Last but not least I use read/write locks in cases when i almost don’t update but read a data structure a lot. My fluids code in AoI uses this and the locking overhead all but undetectable.

finally i use assertions a lot so that when things start to go wrong, I get errors as soon as it happens. AspectJ can help with some debug stuff to with the right kind of cutpoints.

But really, “mutlicore ready” is overrated. I would prefer “works most of the time” .

To be clear, this is wrong. As Riven mentioned, look at NIO.

Non-blocking I/O is just blocking, with the threads I mentioned spawned in the background.
Not much easier to use or control concurrency, than the blocking home-brewed version I described.

I think DzzD’s approach is the most scalable thread-wise.

PLEASE read up on Java NIO ::slight_smile:

Just for the record. Since some people may never read a manual :wink: Java non blocking is the same as non blocking io in other langs. Its a feature provided by the OS and underlying hardware. Buffers can be filled etc without user space threads doing the work, indeed often no threads at all (DMA). The api generally means every method call will return immediately, even if there is nothing to read etc.

I have a single thread manage all my network connections. Thats 2 different server sockets and any number of connections that are opened from these server sockets. Simply you check to see if anything has happened since the last time you checked. Then you go through the list of things, like connection request or whatever, process that then move to the next thing. Which may be data is avalible on connection 2 or you can write to connection 9. It works very well and is much more effectent than the spawn a thread per connection that was done to fake non blocking io previously.

Keep in mind that a cpu can pump far more data into a network card than the card can send/receive. So filling/emptying bufferers then waiting till they are empty/full again really makes a lot of sense. (yes i know the buffers should never get “full”)

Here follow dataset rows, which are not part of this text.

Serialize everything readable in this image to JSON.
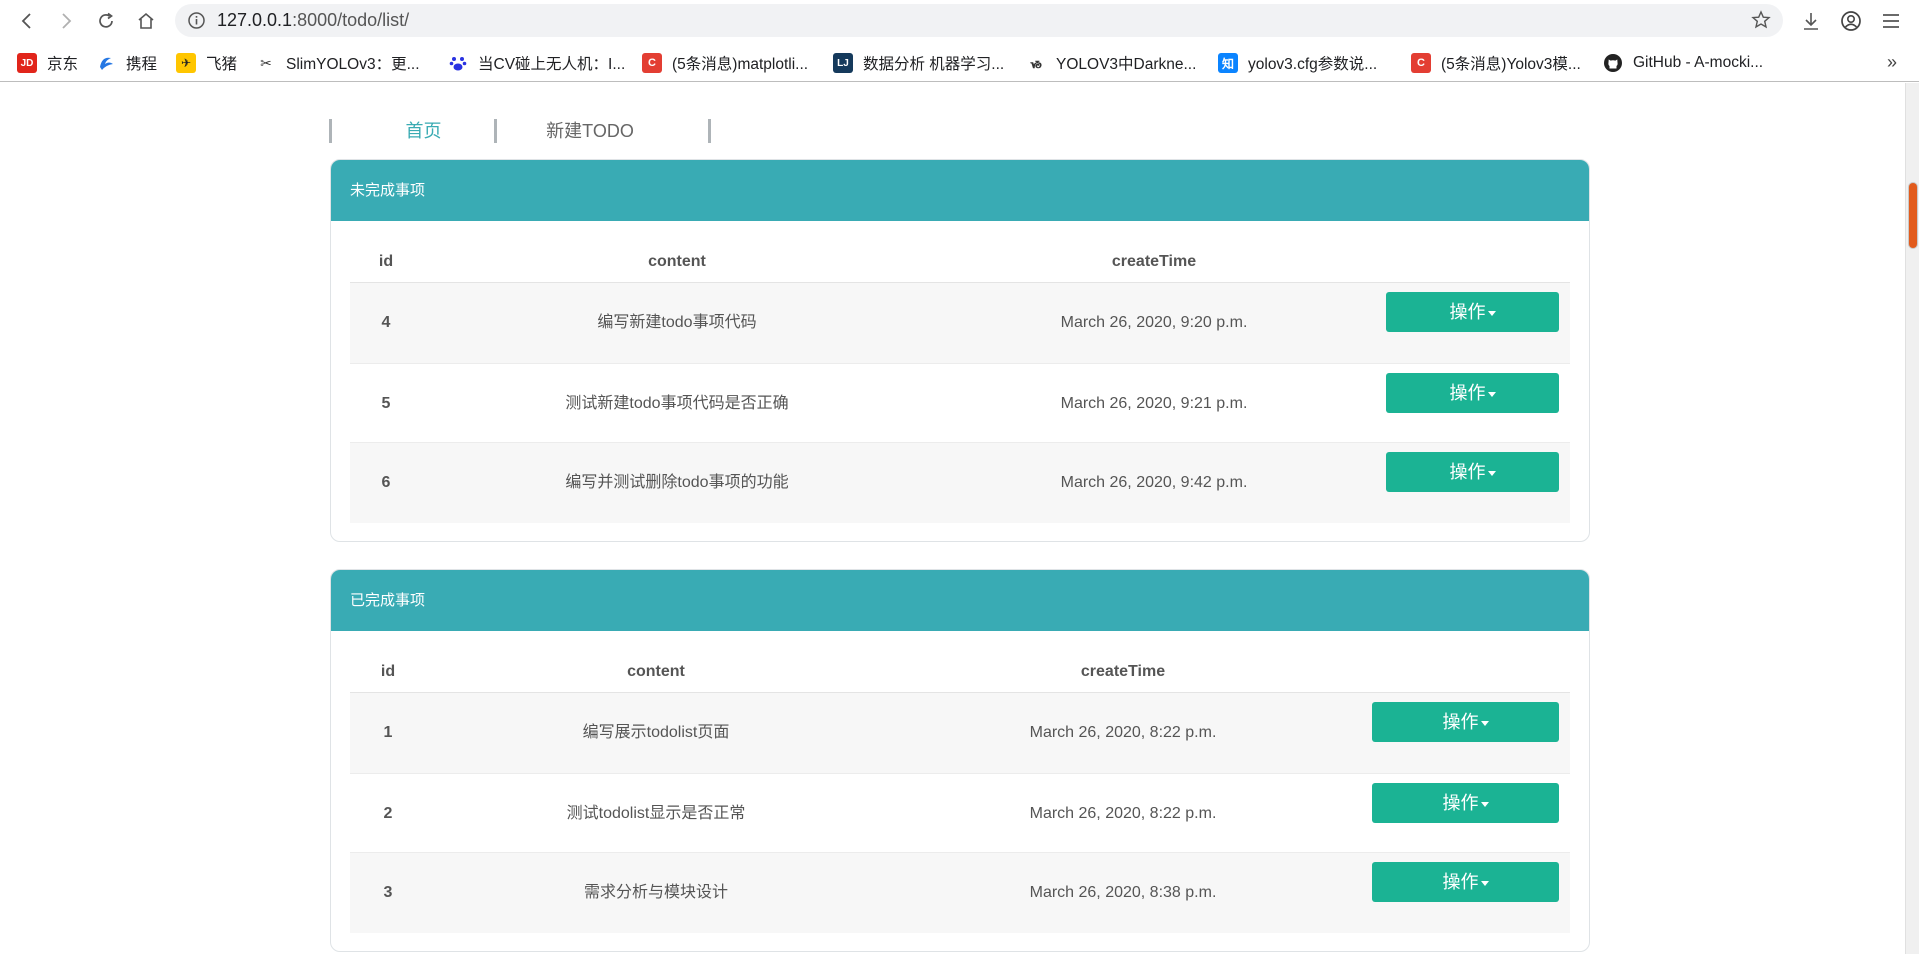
{
  "browser": {
    "url_host": "127.0.0.1",
    "url_path": ":8000/todo/list/",
    "bookmarks": [
      {
        "label": "京东",
        "icon": "jd-icon",
        "color": "#e1251b",
        "glyph": "JD"
      },
      {
        "label": "携程",
        "icon": "ctrip-icon",
        "color": "#2577e3",
        "glyph": "C"
      },
      {
        "label": "飞猪",
        "icon": "fliggy-icon",
        "color": "#ffc600",
        "glyph": "F"
      },
      {
        "label": "SlimYOLOv3：更...",
        "icon": "scissors-icon",
        "color": "#ffffff",
        "glyph": "✂"
      },
      {
        "label": "当CV碰上无人机：I...",
        "icon": "baidu-paw-icon",
        "color": "#2932e1",
        "glyph": "❀"
      },
      {
        "label": "(5条消息)matplotli...",
        "icon": "csdn-icon",
        "color": "#e33e33",
        "glyph": "C"
      },
      {
        "label": "数据分析 机器学习...",
        "icon": "lj-icon",
        "color": "#153a5c",
        "glyph": "LJ"
      },
      {
        "label": "YOLOV3中Darkne...",
        "icon": "jianshu-icon",
        "color": "#ffffff",
        "glyph": "Ꮙ"
      },
      {
        "label": "yolov3.cfg参数说...",
        "icon": "zhihu-icon",
        "color": "#0b84ff",
        "glyph": "知"
      },
      {
        "label": "(5条消息)Yolov3模...",
        "icon": "csdn-icon",
        "color": "#e33e33",
        "glyph": "C"
      },
      {
        "label": "GitHub - A-mocki...",
        "icon": "github-icon",
        "color": "#ffffff",
        "glyph": "●"
      }
    ],
    "more_glyph": "»"
  },
  "nav": {
    "home": "首页",
    "new_todo": "新建TODO"
  },
  "colors": {
    "accent": "#39abb4",
    "button": "#1bb394"
  },
  "incomplete": {
    "title": "未完成事项",
    "headers": {
      "id": "id",
      "content": "content",
      "createTime": "createTime"
    },
    "rows": [
      {
        "id": "4",
        "content": "编写新建todo事项代码",
        "createTime": "March 26, 2020, 9:20 p.m.",
        "action": "操作"
      },
      {
        "id": "5",
        "content": "测试新建todo事项代码是否正确",
        "createTime": "March 26, 2020, 9:21 p.m.",
        "action": "操作"
      },
      {
        "id": "6",
        "content": "编写并测试删除todo事项的功能",
        "createTime": "March 26, 2020, 9:42 p.m.",
        "action": "操作"
      }
    ]
  },
  "complete": {
    "title": "已完成事项",
    "headers": {
      "id": "id",
      "content": "content",
      "createTime": "createTime"
    },
    "rows": [
      {
        "id": "1",
        "content": "编写展示todolist页面",
        "createTime": "March 26, 2020, 8:22 p.m.",
        "action": "操作"
      },
      {
        "id": "2",
        "content": "测试todolist显示是否正常",
        "createTime": "March 26, 2020, 8:22 p.m.",
        "action": "操作"
      },
      {
        "id": "3",
        "content": "需求分析与模块设计",
        "createTime": "March 26, 2020, 8:38 p.m.",
        "action": "操作"
      }
    ]
  }
}
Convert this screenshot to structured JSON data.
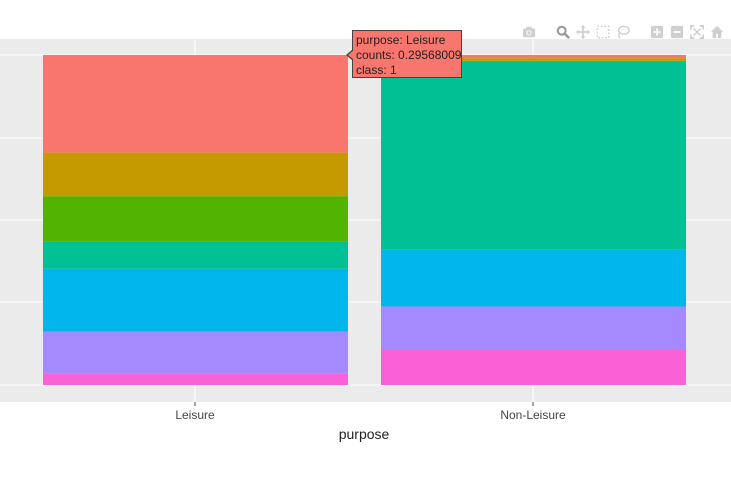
{
  "chart_data": {
    "type": "bar",
    "stacked": true,
    "normalized": true,
    "xlabel": "purpose",
    "categories": [
      "Leisure",
      "Non-Leisure"
    ],
    "ylim": [
      0,
      1
    ],
    "series": [
      {
        "color": "#F8766D",
        "values": [
          0.29568009,
          0.0095
        ]
      },
      {
        "color": "#C49A00",
        "values": [
          0.132,
          0.008
        ]
      },
      {
        "color": "#53B400",
        "values": [
          0.138,
          0.0035
        ]
      },
      {
        "color": "#00C094",
        "values": [
          0.082,
          0.569
        ]
      },
      {
        "color": "#00B6EB",
        "values": [
          0.191,
          0.172
        ]
      },
      {
        "color": "#A58AFF",
        "values": [
          0.126,
          0.129
        ]
      },
      {
        "color": "#FB61D7",
        "values": [
          0.0353,
          0.109
        ]
      }
    ],
    "grid": true,
    "background": "#EBEBEB",
    "gridline_color": "#FFFFFF"
  },
  "tooltip": {
    "line1": "purpose: Leisure",
    "line2": "counts: 0.29568009",
    "line3": "class: 1",
    "color": "#F8766D"
  },
  "modebar": {
    "icons": [
      "camera-icon",
      "zoom-icon",
      "pan-icon",
      "box-select-icon",
      "lasso-icon",
      "zoom-in-icon",
      "zoom-out-icon",
      "autoscale-icon",
      "home-icon"
    ],
    "color": "#CFCFCF"
  }
}
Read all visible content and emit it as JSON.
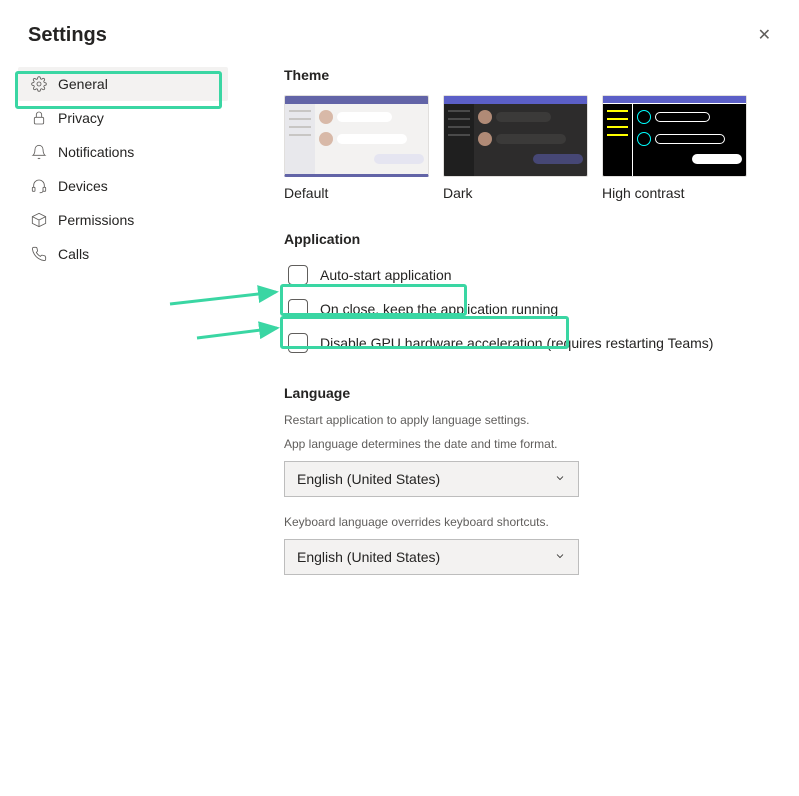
{
  "title": "Settings",
  "sidebar": {
    "items": [
      {
        "label": "General",
        "icon": "gear-icon",
        "active": true
      },
      {
        "label": "Privacy",
        "icon": "lock-icon",
        "active": false
      },
      {
        "label": "Notifications",
        "icon": "bell-icon",
        "active": false
      },
      {
        "label": "Devices",
        "icon": "headset-icon",
        "active": false
      },
      {
        "label": "Permissions",
        "icon": "package-icon",
        "active": false
      },
      {
        "label": "Calls",
        "icon": "phone-icon",
        "active": false
      }
    ]
  },
  "theme": {
    "heading": "Theme",
    "options": [
      {
        "label": "Default",
        "selected": true
      },
      {
        "label": "Dark",
        "selected": false
      },
      {
        "label": "High contrast",
        "selected": false
      }
    ]
  },
  "application": {
    "heading": "Application",
    "checkboxes": [
      {
        "label": "Auto-start application",
        "checked": false
      },
      {
        "label": "On close, keep the application running",
        "checked": false
      },
      {
        "label": "Disable GPU hardware acceleration (requires restarting Teams)",
        "checked": false
      }
    ]
  },
  "language": {
    "heading": "Language",
    "hint1": "Restart application to apply language settings.",
    "hint2": "App language determines the date and time format.",
    "app_language": "English (United States)",
    "hint3": "Keyboard language overrides keyboard shortcuts.",
    "keyboard_language": "English (United States)"
  },
  "annotation_color": "#3ad6a3"
}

Doing a full game with network support in a single thread is quite doable.

[quote=“delt0r,post:13,topic:34394”]
Well… if you have enough RAM to spare to have all those (Linux NPTL) threads around, read this:

even when I was dealing with socket in C/C++ I always found simpler to use another thread, this ensure every packet is read ASAP and I found it, IMHO, a lot more clear

Well thanks for the feedback guys.
Since there seem to be no real “No it’s impossible” answer, except one guy who is against it…
I will keep going with my current single threaded version.
It uses NIO sockets (that’s the name?), anyway the class handling my sockets can read non-blocking or blocking depending on what I want to use.

I really know far too little about multi-threads to feel secure about it, whenever I try it seems I get bugs… even tho I REALLY try to avoid it hehe.

How can you use single threaded server architecture to support multiple user simultaneously?

Answer:

there are two ways of working with socket blocking & unblocking, when they are not blocking you can ust check if something is available to read and if not check the second and third and etc…

The problem is that your writes can be blocking. You can’t poll them like InputStreams.